Dr Ahmed Al Hamli, from Trends Research and Advisory, said armed groups such as ISIL were changing the character of modern war by making it more complex as national security mechanisms and criminal justice systems could not contain them.
“In the GCC we are experiencing conflicts involving [terrorist groups] whose actions appear motivated by extremist ideologies,” he said at the second Future Security of the GCC conference in the capital on Monday.
“The problem we are addressing today is very real, they are threatening regional and global security and it appears at times we fail to have effective understandings of how armed [terrorist groups] are changing the character of modern war.”
An increase in terrorist attacks has caused major turbulence and instability around the world, with three major cities, Paris, Beirut and Baghdad, struck in the past week alone.
“If ISIL is now able to project violence well beyond its territorial base, the international system needs to find ways to respond,” Dr Al Hamli said. “The extent of modern conflict involving [terrorist groups] is large.”
He said since the end of the Second World War, the world had experienced more than 250 conflicts, mainly driven by such groups. “They are able to threaten international peace and security in the use of violence, through either conventional or unconventional means of warfare,” he said. “The difficulty we face is that national security mechanisms or criminal justice systems cannot be used to contain them as they either rival states in the projection of armed force, or the state is unable to control its own territory or these [groups] within that territory.”

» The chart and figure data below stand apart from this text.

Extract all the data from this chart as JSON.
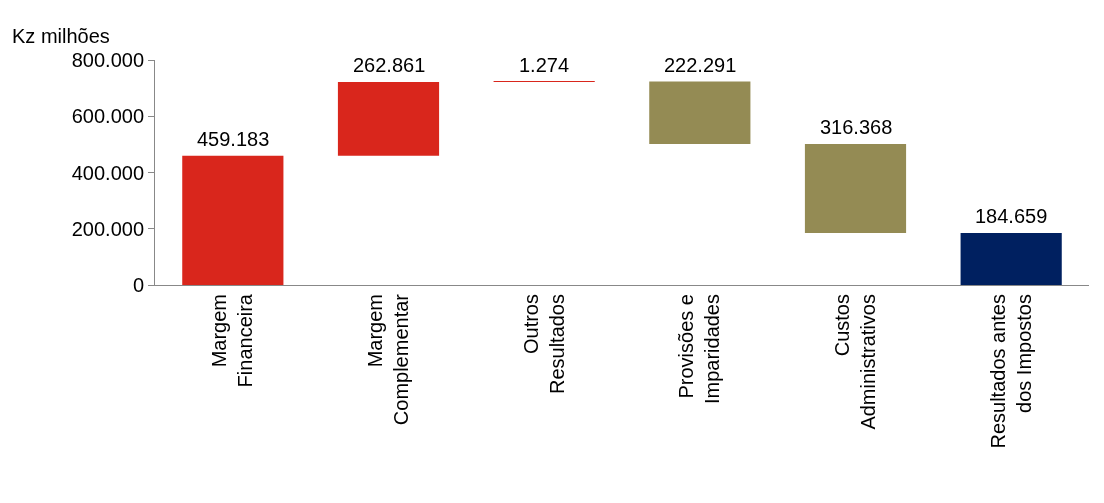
{
  "chart_data": {
    "type": "bar",
    "ylabel": "Kz milhões",
    "categories": [
      "Margem Financeira",
      "Margem Complementar",
      "Outros Resultados",
      "Provisões e Imparidades",
      "Custos Administrativos",
      "Resultados antes dos Impostos"
    ],
    "values": [
      459183,
      262861,
      1274,
      -222291,
      -316368,
      184659
    ],
    "base": [
      0,
      459183,
      722044,
      723318,
      501027,
      0
    ],
    "value_labels": [
      "459.183",
      "262.861",
      "1.274",
      "222.291",
      "316.368",
      "184.659"
    ],
    "colors": [
      "#d9261c",
      "#d9261c",
      "#d9261c",
      "#948b54",
      "#948b54",
      "#002060"
    ],
    "ylim": [
      0,
      800000
    ],
    "yticks": [
      {
        "value": 0,
        "label": "0"
      },
      {
        "value": 200000,
        "label": "200.000"
      },
      {
        "value": 400000,
        "label": "400.000"
      },
      {
        "value": 600000,
        "label": "600.000"
      },
      {
        "value": 800000,
        "label": "800.000"
      }
    ],
    "grid": false
  }
}
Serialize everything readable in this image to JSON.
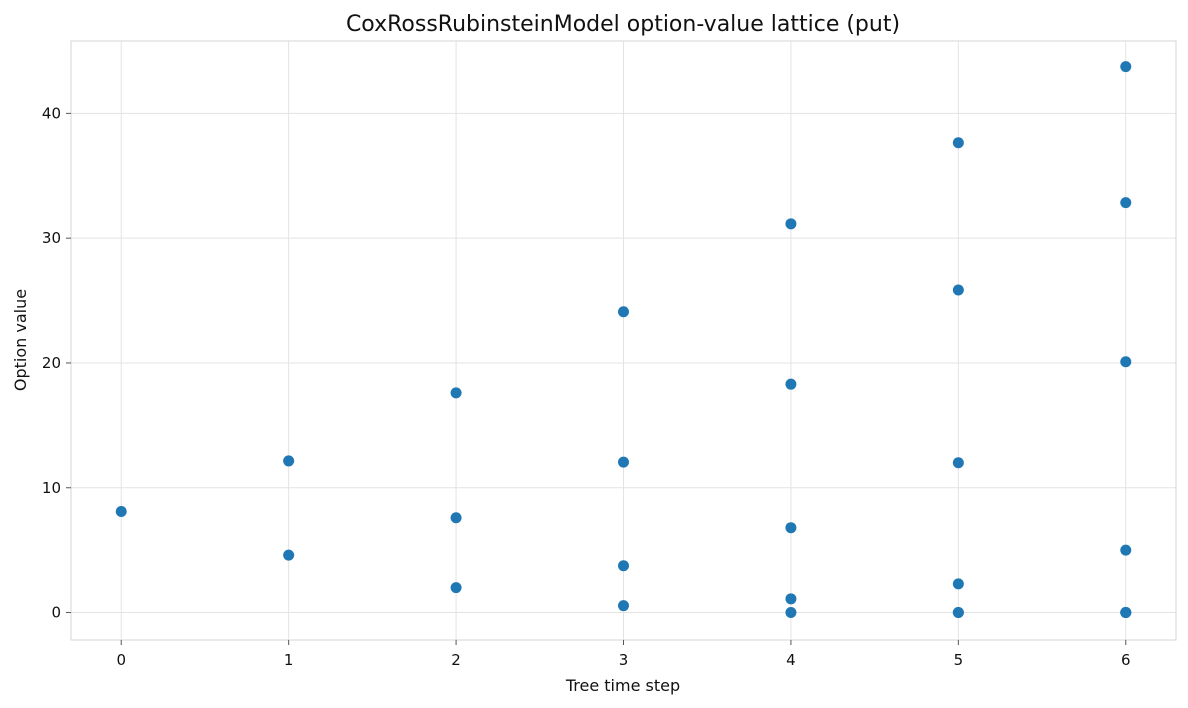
{
  "chart_data": {
    "type": "scatter",
    "title": "CoxRossRubinsteinModel option-value lattice (put)",
    "xlabel": "Tree time step",
    "ylabel": "Option value",
    "xlim": [
      -0.3,
      6.3
    ],
    "ylim": [
      -2.2,
      45.8
    ],
    "x_ticks": [
      0,
      1,
      2,
      3,
      4,
      5,
      6
    ],
    "y_ticks": [
      0,
      10,
      20,
      30,
      40
    ],
    "grid": true,
    "marker_color": "#1f77b4",
    "series": [
      {
        "points": [
          {
            "x": 0,
            "y": 8.1
          },
          {
            "x": 1,
            "y": 12.15
          },
          {
            "x": 1,
            "y": 4.6
          },
          {
            "x": 2,
            "y": 17.6
          },
          {
            "x": 2,
            "y": 7.6
          },
          {
            "x": 2,
            "y": 2.0
          },
          {
            "x": 3,
            "y": 24.1
          },
          {
            "x": 3,
            "y": 12.05
          },
          {
            "x": 3,
            "y": 3.75
          },
          {
            "x": 3,
            "y": 0.55
          },
          {
            "x": 4,
            "y": 31.15
          },
          {
            "x": 4,
            "y": 18.3
          },
          {
            "x": 4,
            "y": 6.8
          },
          {
            "x": 4,
            "y": 1.1
          },
          {
            "x": 4,
            "y": 0.0
          },
          {
            "x": 5,
            "y": 37.65
          },
          {
            "x": 5,
            "y": 25.85
          },
          {
            "x": 5,
            "y": 12.0
          },
          {
            "x": 5,
            "y": 2.3
          },
          {
            "x": 5,
            "y": 0.0
          },
          {
            "x": 5,
            "y": 0.0
          },
          {
            "x": 6,
            "y": 43.75
          },
          {
            "x": 6,
            "y": 32.85
          },
          {
            "x": 6,
            "y": 20.1
          },
          {
            "x": 6,
            "y": 5.0
          },
          {
            "x": 6,
            "y": 0.0
          },
          {
            "x": 6,
            "y": 0.0
          },
          {
            "x": 6,
            "y": 0.0
          }
        ]
      }
    ]
  }
}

The Middle East has been plagued by conflicts in the past few years, particularly in Libya, Syria, Egypt and, more recently, Yemen, which have created millions of refugees and internally displaced people. “These [terrorist groups] have imposed challenges but current events are different now,” said Dr Richard Burchill, director of research and engagement at Trends Research and Advisory. “The international system has declared that the use of violence to achieve political goals in the absence of self-defence is unacceptable. These groups pose challenges and threats to a more secure and peaceful world.”
Experts said technological changes in communication and transport also posed serious threats.
“They are interlinked,” said Dr David Betz, reader in warfare at King’s College in London.
“What happens with this is when you take a system and you add more connections and actors over more distance, you increase the intrinsic complexity of a network with more nodes. The effect is we live in a world where what happens in one place can have very immediate effects elsewhere ... spatially very distant, at a rapid rate and this introduces greater unpredictability to the system, which is strategically problematic.”
An integrated civil and military approach will be needed to tackle these groups, from the Houthis to ISIL and Al Qaeda. “In conventional war, the object is to seize territory ... to destroy the enemy’s forces,” said Theo Farrell, professor of war in the modern world and head of war studies at King’s College. “But in counter-insurgency, it’s to win over the hearts and minds of people, so it’s very different. In this case, 20 per cent of the campaign is military and 80 per cent non-military.”
The roots of terrorism will also have to be found. “We need to understand the constant rise of asymmetric wars,” said Abdelqader Fahmi, specialist in political science and international relations at Trends Research and Advisory, from Jordan. “Political events are not created by fate but by politicians’ will. We need to question the funding of these terrorist groups and their ability to move in the battlefield and mobilise their forces.”